Por Edith Wharton
«Seguramente, ninguna otra parte de la novela debe tener una visión más clara de lo inevitable que su final, por lo que cualquier vacilación, cualquier error a la hora de unir los hilos, dejará claro que el autor no ha dejado madurar el tema en su cabeza. Un novelista que no sabe cuándo termina su historia y que sigue estirándola, episodio tras episodio, una vez que ha finalizado, no solo debilita el efecto de la conclusión: también merma el significado de todo cuanto ha expuesto antes.»

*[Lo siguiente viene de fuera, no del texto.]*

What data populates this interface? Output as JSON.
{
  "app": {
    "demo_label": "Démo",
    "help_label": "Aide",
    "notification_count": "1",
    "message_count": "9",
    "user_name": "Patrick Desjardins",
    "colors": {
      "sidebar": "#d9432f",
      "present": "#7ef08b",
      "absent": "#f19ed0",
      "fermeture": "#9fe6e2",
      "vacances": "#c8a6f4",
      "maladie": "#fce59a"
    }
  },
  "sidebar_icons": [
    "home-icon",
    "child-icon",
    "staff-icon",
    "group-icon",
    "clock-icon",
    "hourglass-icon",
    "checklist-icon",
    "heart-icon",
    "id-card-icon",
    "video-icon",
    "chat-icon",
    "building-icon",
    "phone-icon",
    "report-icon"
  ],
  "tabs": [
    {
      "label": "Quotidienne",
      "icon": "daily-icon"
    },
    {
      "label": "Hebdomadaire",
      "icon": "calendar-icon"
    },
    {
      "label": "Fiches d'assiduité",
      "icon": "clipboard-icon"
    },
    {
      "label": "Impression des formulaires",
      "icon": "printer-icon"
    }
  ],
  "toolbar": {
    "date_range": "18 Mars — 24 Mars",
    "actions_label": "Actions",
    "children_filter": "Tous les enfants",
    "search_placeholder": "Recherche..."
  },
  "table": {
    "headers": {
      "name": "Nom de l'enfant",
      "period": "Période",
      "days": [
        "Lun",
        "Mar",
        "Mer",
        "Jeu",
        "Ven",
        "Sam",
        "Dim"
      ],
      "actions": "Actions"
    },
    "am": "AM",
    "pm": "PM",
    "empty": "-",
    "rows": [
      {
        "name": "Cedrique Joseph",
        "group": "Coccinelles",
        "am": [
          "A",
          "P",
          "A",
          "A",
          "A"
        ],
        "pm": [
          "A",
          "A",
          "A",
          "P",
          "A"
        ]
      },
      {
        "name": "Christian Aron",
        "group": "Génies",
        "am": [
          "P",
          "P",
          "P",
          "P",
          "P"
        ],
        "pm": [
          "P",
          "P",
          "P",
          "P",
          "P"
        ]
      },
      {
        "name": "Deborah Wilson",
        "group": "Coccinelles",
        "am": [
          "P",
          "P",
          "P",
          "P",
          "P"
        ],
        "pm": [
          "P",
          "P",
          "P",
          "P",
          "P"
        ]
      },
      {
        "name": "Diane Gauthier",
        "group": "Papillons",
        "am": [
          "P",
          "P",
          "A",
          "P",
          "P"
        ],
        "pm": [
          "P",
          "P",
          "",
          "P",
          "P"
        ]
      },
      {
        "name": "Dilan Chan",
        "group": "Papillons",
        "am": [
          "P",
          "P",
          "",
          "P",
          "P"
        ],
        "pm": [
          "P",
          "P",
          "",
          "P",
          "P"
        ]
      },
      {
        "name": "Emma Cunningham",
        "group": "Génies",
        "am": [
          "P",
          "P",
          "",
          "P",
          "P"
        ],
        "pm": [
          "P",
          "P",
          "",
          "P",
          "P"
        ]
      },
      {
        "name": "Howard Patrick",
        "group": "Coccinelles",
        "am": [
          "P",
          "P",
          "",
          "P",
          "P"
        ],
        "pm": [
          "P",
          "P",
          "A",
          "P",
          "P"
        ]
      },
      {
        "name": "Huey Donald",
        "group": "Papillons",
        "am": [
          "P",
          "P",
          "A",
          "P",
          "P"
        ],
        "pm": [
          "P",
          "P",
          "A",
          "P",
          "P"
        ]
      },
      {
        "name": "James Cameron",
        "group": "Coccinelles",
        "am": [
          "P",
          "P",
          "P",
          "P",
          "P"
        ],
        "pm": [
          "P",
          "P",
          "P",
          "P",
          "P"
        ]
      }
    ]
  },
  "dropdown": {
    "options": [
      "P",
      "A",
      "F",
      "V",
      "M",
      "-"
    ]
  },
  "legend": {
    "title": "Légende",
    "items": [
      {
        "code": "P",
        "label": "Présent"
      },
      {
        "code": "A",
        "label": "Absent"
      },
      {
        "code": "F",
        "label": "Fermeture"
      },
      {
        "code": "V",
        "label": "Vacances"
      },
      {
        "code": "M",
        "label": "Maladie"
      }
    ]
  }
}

«A mí nunca me ha conmovido la historia aquella de las lágrimas que derramó Dickens por la muerte de la pequeña Nell (personaje de la novela El almacén de Antigüedades [1841], de Charles Dickens), quiero decir, que no me afectó si fueron lágrimas de verdad, lágrimas reales, y no destiladas de la leche del Paraíso. La labor del artista es hacer llorar, pero no llorar él; hacer reír, pero no reír; y, a menos que el llanto y la risa, y la carne y la sangre, sufran transmutación y el artista las convierta en la sustancia con la que se hace el arte, ni son asunto suyo, ni tampoco nuestro.»

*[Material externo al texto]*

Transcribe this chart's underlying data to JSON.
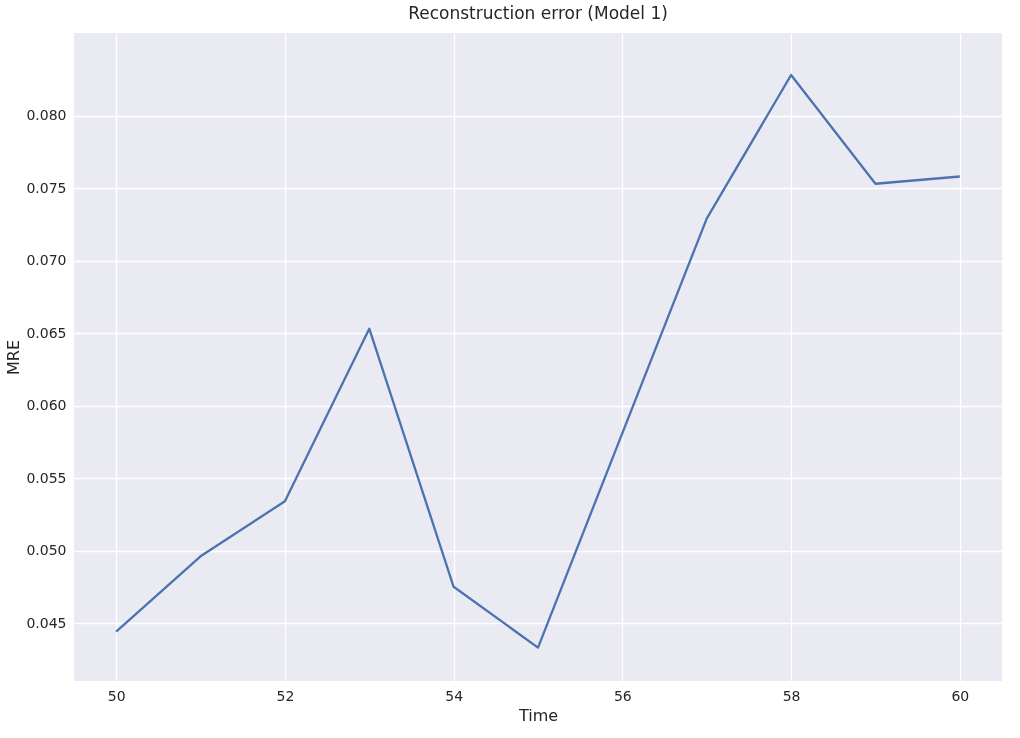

«Cuando publiqué mi primera colección de relatos, una de las primeras críticas que recibió comenzaba así: “Cuando la autora haya dominado los rudimentos de su oficio sabrá que todos los relatos deben comenzar con un diálogo”. A pesar de mi inexperiencia no me afectó el dogmatismo de esta afirmación, porque ya era oscuramente consciente de que cualquier historia, larga o corta, debe comenzar como el tema requiera, que las únicas reglas que hay que tener en cuenta en el arte salen de dentro, y que no deben aplicarse reglas ya preparadas que vengan de fuera.»

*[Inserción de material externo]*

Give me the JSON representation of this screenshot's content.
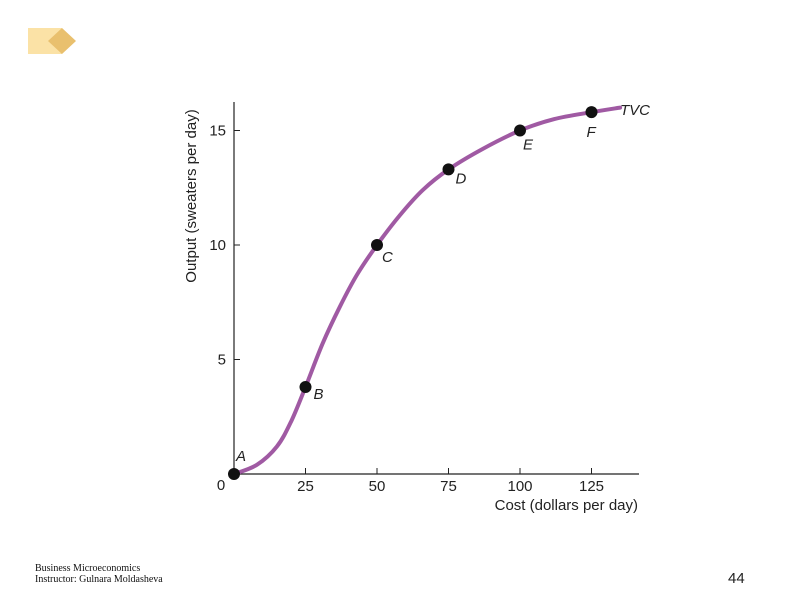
{
  "chart_data": {
    "type": "line",
    "xlabel": "Cost (dollars per day)",
    "ylabel": "Output (sweaters per day)",
    "x_ticks": [
      25,
      50,
      75,
      100,
      125
    ],
    "y_ticks": [
      5,
      10,
      15
    ],
    "origin_label": "0",
    "xlim": [
      0,
      140
    ],
    "ylim": [
      0,
      16.5
    ],
    "series": [
      {
        "name": "TVC",
        "color": "#a05aa3",
        "curve": [
          {
            "x": 0,
            "y": 0
          },
          {
            "x": 8,
            "y": 0.4
          },
          {
            "x": 15,
            "y": 1.2
          },
          {
            "x": 20,
            "y": 2.3
          },
          {
            "x": 25,
            "y": 3.8
          },
          {
            "x": 31,
            "y": 5.7
          },
          {
            "x": 37,
            "y": 7.3
          },
          {
            "x": 43,
            "y": 8.7
          },
          {
            "x": 50,
            "y": 10.0
          },
          {
            "x": 58,
            "y": 11.3
          },
          {
            "x": 66,
            "y": 12.4
          },
          {
            "x": 75,
            "y": 13.3
          },
          {
            "x": 87,
            "y": 14.2
          },
          {
            "x": 100,
            "y": 15.0
          },
          {
            "x": 112,
            "y": 15.5
          },
          {
            "x": 125,
            "y": 15.8
          },
          {
            "x": 135,
            "y": 16.0
          }
        ],
        "points": [
          {
            "label": "A",
            "x": 0,
            "y": 0
          },
          {
            "label": "B",
            "x": 25,
            "y": 3.8
          },
          {
            "label": "C",
            "x": 50,
            "y": 10.0
          },
          {
            "label": "D",
            "x": 75,
            "y": 13.3
          },
          {
            "label": "E",
            "x": 100,
            "y": 15.0
          },
          {
            "label": "F",
            "x": 125,
            "y": 15.8
          }
        ]
      }
    ]
  },
  "deco": {
    "color_light": "#fbe2a6",
    "color_dark": "#e9c06e"
  },
  "footer": {
    "line1": "Business Microeconomics",
    "line2": "Instructor: Gulnara Moldasheva"
  },
  "page_number": "44"
}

«Mientras lamentaban la ausencia de argumento en mis primeros libros, los críticos se habían puesto de acuerdo, por el momento, en ensalzar lo que llamaron su brillantez. (…); yo escribía como podía, y sentía una felicidad espontánea cuando me ensalzaban. Sin embargo, la experiencia llegó a coartar mi tendencia natural a poner las cosas claras, y fui consciente –felizmente consciente- de que había suavizado mi estilo, reduciéndolo a una textura más lisa que pasaría desapercibida. Y fue en ese momento cuando los críticos volvieron a unirse en un coro de reproches.»